Mom, I don't text and drive
(Paul's Junkyard, California) - This late-model Chevrolet Impala was involved in a high-speed rollover accident. I hit the interior with a red-gelled strobe. Some of the same on the outside of the shattered windshield too.
This photo was taken at a workshop taught by Troy Paiva and Joe Reifer. I've been to several of these workshops (almost the only photo workshops I've ever taken; I've been to one other) - and I still learn lots. I've been told that I've graduated. That may be true, but I keep coming back for the fun of it all.
Light painting at night is truly an art. You can walk around and paint the subject with a combination of natural light (full moon light) and artificial light (color gels, strobes and flashlights). There is so much you can do to create a unique image. And it is hard to get it right especially if you try to create really complicated lighting. It takes practice. Lots of practice. Over three days you spend 24 hours in an amazing junkyard. And that is not even 10% of what you need to get good or fully exhaust the potential of this yard; a cornucopia of junk of different kinds. You have movie props, old helicopters, car walls, destroyed cars, fire engines, piles of twisted metal, taxi and cop cars and a earth mover. And lots of more. I think there are lots of things I have not seen yet despite spending 48 hours in there (including time for scouting during the day).

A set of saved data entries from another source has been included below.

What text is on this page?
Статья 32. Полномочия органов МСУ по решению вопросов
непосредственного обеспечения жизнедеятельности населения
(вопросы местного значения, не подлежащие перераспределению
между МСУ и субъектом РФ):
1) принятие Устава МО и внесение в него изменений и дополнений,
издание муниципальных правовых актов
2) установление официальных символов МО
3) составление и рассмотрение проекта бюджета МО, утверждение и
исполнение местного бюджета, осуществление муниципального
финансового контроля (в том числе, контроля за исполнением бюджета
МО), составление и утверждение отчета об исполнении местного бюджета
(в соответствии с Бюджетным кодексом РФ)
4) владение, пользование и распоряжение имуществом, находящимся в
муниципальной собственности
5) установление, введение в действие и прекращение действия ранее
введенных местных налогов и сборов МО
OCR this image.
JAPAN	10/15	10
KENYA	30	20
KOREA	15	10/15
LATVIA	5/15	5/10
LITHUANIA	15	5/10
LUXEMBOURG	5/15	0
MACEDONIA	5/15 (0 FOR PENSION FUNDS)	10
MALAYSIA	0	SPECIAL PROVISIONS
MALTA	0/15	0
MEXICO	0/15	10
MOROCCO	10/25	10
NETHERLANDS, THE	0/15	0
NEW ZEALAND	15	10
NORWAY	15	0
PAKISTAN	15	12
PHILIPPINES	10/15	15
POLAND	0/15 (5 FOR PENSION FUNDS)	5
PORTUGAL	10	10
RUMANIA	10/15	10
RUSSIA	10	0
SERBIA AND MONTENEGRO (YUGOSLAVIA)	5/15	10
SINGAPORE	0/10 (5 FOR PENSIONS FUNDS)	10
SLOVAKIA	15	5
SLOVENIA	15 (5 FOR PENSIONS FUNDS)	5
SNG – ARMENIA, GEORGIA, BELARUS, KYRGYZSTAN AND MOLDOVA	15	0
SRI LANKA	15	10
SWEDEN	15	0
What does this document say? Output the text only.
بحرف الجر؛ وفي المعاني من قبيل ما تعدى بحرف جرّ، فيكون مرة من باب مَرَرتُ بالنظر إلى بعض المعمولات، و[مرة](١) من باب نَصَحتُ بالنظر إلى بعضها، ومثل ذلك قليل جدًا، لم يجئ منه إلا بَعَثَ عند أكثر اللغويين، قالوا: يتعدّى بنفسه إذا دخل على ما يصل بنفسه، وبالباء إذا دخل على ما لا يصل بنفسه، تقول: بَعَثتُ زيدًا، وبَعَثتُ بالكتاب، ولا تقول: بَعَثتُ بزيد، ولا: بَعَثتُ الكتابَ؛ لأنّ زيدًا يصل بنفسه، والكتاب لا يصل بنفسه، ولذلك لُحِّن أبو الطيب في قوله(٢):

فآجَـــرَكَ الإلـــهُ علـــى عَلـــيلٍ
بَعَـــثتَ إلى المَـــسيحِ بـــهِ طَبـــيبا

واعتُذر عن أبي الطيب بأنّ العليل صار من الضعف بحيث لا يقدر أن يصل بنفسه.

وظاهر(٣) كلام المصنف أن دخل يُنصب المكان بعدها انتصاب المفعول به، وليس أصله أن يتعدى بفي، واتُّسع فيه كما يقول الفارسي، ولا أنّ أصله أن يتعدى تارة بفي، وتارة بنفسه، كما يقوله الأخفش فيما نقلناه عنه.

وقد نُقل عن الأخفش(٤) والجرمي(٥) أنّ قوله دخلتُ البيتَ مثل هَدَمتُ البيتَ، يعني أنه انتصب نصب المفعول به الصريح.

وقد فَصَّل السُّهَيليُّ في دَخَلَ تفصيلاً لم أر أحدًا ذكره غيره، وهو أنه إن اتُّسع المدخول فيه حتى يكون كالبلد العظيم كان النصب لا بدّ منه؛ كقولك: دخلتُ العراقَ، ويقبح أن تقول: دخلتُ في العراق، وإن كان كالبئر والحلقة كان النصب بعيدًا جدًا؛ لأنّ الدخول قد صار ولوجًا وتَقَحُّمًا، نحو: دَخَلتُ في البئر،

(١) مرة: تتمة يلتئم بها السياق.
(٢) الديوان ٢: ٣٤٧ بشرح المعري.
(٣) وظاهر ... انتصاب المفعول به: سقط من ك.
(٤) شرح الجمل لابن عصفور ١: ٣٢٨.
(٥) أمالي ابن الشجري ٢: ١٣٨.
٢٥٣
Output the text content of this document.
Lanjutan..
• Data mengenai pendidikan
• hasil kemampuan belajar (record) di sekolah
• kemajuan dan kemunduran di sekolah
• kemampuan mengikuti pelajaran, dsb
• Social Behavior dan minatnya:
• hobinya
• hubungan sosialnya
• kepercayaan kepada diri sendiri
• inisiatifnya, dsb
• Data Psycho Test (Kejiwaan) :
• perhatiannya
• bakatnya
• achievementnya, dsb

To me crawling (yes, I get real dusty), chilling and hanging around and about in junkyards during the full-moon is an amazing experience. It is refreshing as it is so far from the cookie cutter life-style in comfortable modern cities.
Troy and Joe have different styles for composing, lighting and post processing so you learn a lot. They have a fascinating dynamic which never ceases to entertain or enlighten.